Since Methods of Human Disposal (2021, and one of that’s year’s strongest records), Gravesend has modulated its aesthetic, down-shifting slightly from the deathgrinding pace of that record. The rapacious snarl of black/death enters the rhythmic gaps, and Gowanus Death Stomp’s intensity is a strong complement to the band’s deeply nihilistic viewpoint. To this reviewer’s ears, deathgrind has always sounded at least a little goofy — a bad joke, badly delivered, in which the relative badness is part of the appeal. That’s fine, so far as it goes, but there’s nothing funny about the desperations and depredations Gravesend wants to engage. This music is appropriately tough and mean, not superficially puerile, or “extreme,” or “slamming.”

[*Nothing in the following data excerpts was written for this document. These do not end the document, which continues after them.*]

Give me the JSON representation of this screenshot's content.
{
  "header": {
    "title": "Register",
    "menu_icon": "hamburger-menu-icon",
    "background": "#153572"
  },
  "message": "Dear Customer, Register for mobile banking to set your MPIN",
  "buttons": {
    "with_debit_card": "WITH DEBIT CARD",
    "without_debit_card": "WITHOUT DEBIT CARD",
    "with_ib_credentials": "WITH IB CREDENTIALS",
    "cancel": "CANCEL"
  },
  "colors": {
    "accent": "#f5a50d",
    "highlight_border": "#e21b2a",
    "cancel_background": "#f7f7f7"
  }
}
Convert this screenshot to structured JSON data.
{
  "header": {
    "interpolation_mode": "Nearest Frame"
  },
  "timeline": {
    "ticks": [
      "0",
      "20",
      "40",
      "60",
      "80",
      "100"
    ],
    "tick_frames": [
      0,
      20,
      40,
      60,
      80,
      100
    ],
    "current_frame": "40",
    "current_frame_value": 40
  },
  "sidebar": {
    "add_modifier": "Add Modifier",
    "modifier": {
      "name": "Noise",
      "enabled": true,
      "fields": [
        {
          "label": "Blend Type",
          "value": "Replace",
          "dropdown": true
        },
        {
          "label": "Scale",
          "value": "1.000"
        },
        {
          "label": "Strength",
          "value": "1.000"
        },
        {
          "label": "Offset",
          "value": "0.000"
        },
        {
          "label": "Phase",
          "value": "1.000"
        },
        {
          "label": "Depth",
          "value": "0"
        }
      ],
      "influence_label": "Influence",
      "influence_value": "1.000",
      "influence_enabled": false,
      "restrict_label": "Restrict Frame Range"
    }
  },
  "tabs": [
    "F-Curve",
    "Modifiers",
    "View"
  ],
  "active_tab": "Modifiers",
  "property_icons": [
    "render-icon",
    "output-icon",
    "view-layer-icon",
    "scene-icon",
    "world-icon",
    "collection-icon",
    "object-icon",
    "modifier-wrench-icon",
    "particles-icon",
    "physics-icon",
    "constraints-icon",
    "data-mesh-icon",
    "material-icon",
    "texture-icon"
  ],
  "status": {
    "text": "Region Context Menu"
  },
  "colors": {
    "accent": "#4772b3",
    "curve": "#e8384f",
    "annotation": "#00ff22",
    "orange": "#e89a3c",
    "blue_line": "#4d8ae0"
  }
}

Song titles are indicative: “Festering in Squalor,” “Streets of Destitution,” “Vermin Victory.” You don’t have to walk that long or far out of Park Slope or Williamsburg to see all of that stuff in Brooklyn, and plenty of it. In this reviewer’s evaluation of Methods of Human Disposal, there was a good deal of worrying over the band’s apparent enjoyment of the squalor, the destitution, and the vermin. On good days, that worrying still occurs. But anyone paying attention knows that there are a lot more bad days than good, and when they are worse, Gravesend’s music feels completely right. The band does not sag into sadness; it rages. The players do no wring hands in exasperation; they clench fists.
Put it this way: When the fascists’ truncheons fall indiscriminately and with reckless impunity (and in my neck of the woods, they do — are you paying attention?), we need to locate our rage. Will you wring hands? Or will you find fists?